Пташка испуганно перекувырнулась, встала на ножки и бочком побежала прочь, скрылась в кустарнике.
Субади показалась себе такой же обиженной, как эта маленькая самочка горного жаворонка. Дагбажалсан представился ей ястребом, безжалостно налетающим на слабую жертву. Острыми когтями схватил он бедное сердечко Субади, с торжествующим клекотом взмыл в головокружительную высь. Заметив оттуда другую добычу, вновь устремился вниз, выпустив прежнюю.
Вдруг Субади поймала себя на том, что придумывает какие-то нелепые сравнения. Тем не менее, эти сравнения, участь обреченной на гибель невинной пичужки чем-то растревожили душу, расковыряли старую рану.
— Гу-иг! — опять послышался призыв, полный тоски и отчаяния, и новой болью отозвался в сердце Субади.

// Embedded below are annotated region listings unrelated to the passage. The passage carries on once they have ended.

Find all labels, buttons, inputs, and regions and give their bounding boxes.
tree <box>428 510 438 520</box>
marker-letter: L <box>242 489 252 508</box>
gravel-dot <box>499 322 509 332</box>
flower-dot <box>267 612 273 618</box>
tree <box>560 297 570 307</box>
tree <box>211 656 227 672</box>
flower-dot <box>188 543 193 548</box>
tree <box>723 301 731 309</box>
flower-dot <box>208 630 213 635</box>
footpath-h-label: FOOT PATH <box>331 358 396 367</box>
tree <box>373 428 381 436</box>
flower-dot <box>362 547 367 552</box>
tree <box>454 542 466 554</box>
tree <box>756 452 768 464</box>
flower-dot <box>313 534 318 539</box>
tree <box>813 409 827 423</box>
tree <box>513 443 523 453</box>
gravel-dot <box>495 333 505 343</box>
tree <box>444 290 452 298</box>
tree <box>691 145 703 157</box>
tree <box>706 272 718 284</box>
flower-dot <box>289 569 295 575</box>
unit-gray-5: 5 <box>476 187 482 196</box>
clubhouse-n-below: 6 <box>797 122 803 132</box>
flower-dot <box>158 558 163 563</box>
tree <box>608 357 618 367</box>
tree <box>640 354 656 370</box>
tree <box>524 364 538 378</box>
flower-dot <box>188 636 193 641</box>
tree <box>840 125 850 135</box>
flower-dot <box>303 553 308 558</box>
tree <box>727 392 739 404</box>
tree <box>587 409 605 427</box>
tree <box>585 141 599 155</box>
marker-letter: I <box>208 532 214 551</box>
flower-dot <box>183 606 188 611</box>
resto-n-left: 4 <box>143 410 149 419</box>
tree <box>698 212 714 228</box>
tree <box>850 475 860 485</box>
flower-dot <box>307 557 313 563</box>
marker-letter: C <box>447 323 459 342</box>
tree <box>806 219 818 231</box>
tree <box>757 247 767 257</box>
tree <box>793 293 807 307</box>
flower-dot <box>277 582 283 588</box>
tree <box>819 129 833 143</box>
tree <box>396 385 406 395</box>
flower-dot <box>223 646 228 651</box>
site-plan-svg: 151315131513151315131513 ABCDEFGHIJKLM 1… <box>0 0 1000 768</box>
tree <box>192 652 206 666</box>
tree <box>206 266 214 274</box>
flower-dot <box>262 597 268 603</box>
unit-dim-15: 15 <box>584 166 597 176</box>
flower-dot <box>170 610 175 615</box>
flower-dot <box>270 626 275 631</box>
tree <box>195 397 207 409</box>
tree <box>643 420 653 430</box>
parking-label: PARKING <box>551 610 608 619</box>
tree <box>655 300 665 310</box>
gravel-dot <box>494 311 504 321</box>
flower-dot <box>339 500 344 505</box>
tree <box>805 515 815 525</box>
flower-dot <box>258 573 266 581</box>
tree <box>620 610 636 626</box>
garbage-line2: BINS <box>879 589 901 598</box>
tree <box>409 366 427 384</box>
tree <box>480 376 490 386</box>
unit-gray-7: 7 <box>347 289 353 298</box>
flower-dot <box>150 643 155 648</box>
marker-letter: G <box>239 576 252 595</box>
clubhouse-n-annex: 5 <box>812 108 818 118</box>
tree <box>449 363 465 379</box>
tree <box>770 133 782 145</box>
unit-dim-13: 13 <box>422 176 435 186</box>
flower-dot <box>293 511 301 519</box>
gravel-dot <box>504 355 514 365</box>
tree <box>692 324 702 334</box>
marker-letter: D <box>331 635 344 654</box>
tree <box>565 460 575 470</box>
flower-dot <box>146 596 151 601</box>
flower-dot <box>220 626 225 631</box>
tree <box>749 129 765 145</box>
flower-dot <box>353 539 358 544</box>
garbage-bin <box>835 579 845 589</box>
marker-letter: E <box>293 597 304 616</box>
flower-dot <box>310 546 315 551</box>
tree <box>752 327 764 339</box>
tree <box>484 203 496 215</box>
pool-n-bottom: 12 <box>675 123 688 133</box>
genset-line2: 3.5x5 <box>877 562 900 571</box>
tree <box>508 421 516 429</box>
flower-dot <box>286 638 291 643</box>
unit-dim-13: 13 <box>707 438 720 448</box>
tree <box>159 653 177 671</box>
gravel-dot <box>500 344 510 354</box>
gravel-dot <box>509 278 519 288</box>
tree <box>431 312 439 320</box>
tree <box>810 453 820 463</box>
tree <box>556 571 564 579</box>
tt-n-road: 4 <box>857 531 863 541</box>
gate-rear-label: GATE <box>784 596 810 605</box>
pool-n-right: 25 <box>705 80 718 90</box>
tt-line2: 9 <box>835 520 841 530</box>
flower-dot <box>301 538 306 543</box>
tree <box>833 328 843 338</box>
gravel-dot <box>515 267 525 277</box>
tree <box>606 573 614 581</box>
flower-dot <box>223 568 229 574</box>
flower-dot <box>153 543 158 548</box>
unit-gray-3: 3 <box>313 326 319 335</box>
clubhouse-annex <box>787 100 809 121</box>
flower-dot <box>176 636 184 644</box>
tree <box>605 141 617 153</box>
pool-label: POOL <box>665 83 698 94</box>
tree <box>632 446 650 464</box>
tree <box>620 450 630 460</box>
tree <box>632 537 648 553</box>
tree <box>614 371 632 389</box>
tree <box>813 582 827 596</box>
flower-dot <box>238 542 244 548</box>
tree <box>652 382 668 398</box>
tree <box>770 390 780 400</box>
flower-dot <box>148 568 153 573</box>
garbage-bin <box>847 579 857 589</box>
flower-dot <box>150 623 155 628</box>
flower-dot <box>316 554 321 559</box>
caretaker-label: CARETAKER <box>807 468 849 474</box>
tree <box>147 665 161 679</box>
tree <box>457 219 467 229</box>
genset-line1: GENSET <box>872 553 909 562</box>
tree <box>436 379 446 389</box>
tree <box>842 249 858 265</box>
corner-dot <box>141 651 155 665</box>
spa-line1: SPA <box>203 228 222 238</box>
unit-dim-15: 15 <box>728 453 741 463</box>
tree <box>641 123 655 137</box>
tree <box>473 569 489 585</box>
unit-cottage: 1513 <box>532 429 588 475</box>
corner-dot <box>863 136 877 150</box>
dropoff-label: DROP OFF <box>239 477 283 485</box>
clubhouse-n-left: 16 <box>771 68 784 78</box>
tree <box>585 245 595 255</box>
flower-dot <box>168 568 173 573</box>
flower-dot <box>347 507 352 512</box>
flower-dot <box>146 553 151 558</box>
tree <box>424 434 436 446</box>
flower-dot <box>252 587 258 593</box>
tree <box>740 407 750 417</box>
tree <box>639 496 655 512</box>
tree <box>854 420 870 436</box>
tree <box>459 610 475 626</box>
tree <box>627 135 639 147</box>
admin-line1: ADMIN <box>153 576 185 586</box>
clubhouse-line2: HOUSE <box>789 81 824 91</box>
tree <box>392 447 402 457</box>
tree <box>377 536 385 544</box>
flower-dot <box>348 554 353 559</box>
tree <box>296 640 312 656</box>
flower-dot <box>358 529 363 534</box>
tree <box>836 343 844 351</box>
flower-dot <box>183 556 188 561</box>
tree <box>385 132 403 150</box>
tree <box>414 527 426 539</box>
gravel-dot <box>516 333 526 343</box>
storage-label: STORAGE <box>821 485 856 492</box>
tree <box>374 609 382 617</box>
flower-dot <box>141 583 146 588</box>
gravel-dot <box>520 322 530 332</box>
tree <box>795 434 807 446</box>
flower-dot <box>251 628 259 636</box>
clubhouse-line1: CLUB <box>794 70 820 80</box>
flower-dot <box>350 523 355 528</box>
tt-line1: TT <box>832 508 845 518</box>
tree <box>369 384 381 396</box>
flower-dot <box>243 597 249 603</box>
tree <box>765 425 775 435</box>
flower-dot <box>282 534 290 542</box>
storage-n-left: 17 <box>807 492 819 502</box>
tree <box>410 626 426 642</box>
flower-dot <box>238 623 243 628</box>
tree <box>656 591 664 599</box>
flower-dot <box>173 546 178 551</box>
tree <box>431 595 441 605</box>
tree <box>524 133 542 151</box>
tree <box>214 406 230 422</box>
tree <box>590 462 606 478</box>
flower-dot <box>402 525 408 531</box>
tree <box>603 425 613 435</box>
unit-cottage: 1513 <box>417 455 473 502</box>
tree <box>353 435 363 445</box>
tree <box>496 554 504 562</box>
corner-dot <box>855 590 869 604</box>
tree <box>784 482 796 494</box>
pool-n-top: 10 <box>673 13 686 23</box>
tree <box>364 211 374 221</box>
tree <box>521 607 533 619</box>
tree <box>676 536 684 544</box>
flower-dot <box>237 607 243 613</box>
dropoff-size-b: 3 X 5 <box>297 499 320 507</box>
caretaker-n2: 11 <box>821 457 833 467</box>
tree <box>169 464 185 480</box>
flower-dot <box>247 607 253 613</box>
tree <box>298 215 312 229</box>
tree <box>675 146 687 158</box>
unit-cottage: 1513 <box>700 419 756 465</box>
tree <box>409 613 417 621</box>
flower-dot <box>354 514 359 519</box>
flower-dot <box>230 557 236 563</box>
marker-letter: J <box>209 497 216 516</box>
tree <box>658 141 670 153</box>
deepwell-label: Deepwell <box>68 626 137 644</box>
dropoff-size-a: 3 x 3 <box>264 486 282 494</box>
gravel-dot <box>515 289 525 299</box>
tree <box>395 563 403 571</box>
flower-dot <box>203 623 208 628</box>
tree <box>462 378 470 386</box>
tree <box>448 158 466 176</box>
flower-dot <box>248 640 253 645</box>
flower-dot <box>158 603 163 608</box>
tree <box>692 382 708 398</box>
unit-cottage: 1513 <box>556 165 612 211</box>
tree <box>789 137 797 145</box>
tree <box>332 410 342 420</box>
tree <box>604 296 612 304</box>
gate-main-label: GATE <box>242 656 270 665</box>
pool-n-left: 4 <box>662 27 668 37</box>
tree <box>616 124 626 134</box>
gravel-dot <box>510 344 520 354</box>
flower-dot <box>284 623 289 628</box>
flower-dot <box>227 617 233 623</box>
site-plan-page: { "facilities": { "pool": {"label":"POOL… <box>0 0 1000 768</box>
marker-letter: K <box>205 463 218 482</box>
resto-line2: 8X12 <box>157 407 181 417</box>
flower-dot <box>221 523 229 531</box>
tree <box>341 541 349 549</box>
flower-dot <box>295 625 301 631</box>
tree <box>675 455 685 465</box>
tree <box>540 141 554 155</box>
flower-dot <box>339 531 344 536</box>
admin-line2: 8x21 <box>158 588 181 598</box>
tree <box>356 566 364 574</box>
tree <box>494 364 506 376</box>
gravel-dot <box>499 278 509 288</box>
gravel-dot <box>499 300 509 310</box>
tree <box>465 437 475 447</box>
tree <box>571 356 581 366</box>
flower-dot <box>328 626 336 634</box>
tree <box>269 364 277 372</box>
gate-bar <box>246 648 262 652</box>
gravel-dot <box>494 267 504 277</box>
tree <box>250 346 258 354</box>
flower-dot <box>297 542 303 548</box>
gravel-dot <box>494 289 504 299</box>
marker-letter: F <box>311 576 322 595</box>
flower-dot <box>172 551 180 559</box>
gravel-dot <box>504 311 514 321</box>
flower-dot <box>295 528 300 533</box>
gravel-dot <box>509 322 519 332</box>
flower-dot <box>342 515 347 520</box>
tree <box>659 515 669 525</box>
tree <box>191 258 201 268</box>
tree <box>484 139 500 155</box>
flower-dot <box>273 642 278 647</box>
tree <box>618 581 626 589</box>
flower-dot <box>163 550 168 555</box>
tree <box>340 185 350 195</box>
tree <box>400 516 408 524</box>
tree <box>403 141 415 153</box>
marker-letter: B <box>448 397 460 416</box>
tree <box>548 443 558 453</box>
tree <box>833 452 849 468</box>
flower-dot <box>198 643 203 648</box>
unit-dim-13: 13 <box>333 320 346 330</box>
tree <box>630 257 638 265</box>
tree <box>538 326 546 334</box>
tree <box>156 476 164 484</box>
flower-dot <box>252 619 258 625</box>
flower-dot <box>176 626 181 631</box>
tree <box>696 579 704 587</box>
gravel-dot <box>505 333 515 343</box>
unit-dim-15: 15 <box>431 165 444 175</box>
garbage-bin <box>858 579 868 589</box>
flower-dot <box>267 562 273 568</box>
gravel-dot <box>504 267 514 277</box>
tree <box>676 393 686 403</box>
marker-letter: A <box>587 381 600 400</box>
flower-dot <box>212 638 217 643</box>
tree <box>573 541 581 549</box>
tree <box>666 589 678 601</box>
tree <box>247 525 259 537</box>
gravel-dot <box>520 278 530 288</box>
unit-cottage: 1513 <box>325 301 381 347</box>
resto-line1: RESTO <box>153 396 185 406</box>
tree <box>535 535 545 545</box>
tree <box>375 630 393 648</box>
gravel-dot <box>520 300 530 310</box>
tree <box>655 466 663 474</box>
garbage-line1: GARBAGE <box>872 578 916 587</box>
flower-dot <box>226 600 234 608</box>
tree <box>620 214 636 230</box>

Стало тяжко оттого, что не с кем ей поговорить, некому излить свое горе. Какая она одинокая, только и знает, что бродит по безлюдной степи за безъязыкими овцами. А вдруг она тут замерзнет, когда наступят холода?..
Субади испуганно подняла голову. Часть овец, вытянувшись клином, направлялась вверх по неглубокой пади. Ленивый хула нехотя плелся за Субади, то и дело, хватая желтыми зубами пучки жестких трав. Почувствовав, что хозяйка намерена сесть на него, расставил задние ноги, вытянул морду, долго и нудно мочил землю. Субади развязала петельный повод, забралась в седло. Похоже, было, что Субади и хула нескоро догонят отбившихся далеко от отары овец. Тогда она послала вслед им громкий окрик:
— Хулай!
Окрик догнал отару. Старая лысая овца с разрезанным ухом, постоянно норовившая увести остальных куда-нибудь в сторону, остановилась первой. Она оглянулась, словно хотела проверить: в самом ли деле ее окликнула хозяйка? Трубным басом заблеяла и, чувствуя свою провинность, завернула к отаре, на всякий случай опустила голову. Шедшие сзади ярки, тоже потупив головы, мелким галопом последовали за ней. Длинные тонкие хвосты мериносов болтались, словно у верблюдов, круглые жирные курдюки монгольских овец на бегу приподнимались и массивно шлепали по голым местам, издали поблескивающим красными полосками.
Пустив рысью коня, гулко щелкая длинным сыромятным бичом, Субади собрала всю отару в кучу. Хула перешел на размеренный, неторопливый шаг, а его хозяйка, легонько покачиваясь в седле, вновь отдалась своим бесконечным думам...
Бабка Дыма с некоторых пор замечала, что, наклонившись над люлькой, Субади часто подолгу рассматривала личико спящего ребенка, словно собиралась куда-то уехать на долгие годы и хотела навсегда запомнить родные черты. Это не нравилось бабке. Субади часто теперь заговаривала о родной Турге, вспоминала сверстников. Дыма всем сердцем сочувствовала ей, полагая, что Субади просто соскучилась по родному улусу, по знакомым. Она говорила Субади: на будущее лето, когда Олзобой немного подрастет, ты, мол, непременно съездишь в родной улус.
В душе, однако, была встревожена. «Слишком часто к ребенку присматривается, не к добру это»,— размышляла про себя бабка. Она потихоньку приносила жертвы небесам и богу, всякий раз, не забывая при этом надеть малахай. Субади с некоторым удивлением замечала, что бабка в обычный день зажигала светильник, чего раньше не делала.
Божница бабки Дымы была скромная: в небольшом закрытом ящике, подвешенном к стене, за стеклом стояла зеленая глиняная Дара Эхэ—Мать Дара, богиня красоты и целомудрия; Бурхан багша — Мудрый учитель — восседал на вате в серебряной оправе. Впереди всех в чаше с водой выпятился бронзовый Замбала. Позади него стояло всего две латунные чашечки: одна с водой, другая с зерном. Сверху зерна были наложены конфеты, куски сахара, печенье. Третья, меньшая чашка стояла впереди Замбалы.
Туда бабка Дыма каждое утро подливала сливок. Высокий и тонкий светильник, посиневшее, цвета золы кадило раньше содержались небрежно, однако с недавнего времени бабка проявила к ним чрезмерное внимание: натерла до блеска. В светильник сунула ватный фитилек, наполнила топленым маслом, в кадило частенько стала класть горячий уголек и, насыпая на него адис и самзай — сушеные крошки благовонных трав, обдавала пахучим дымком себя, Субади, Олзобоя.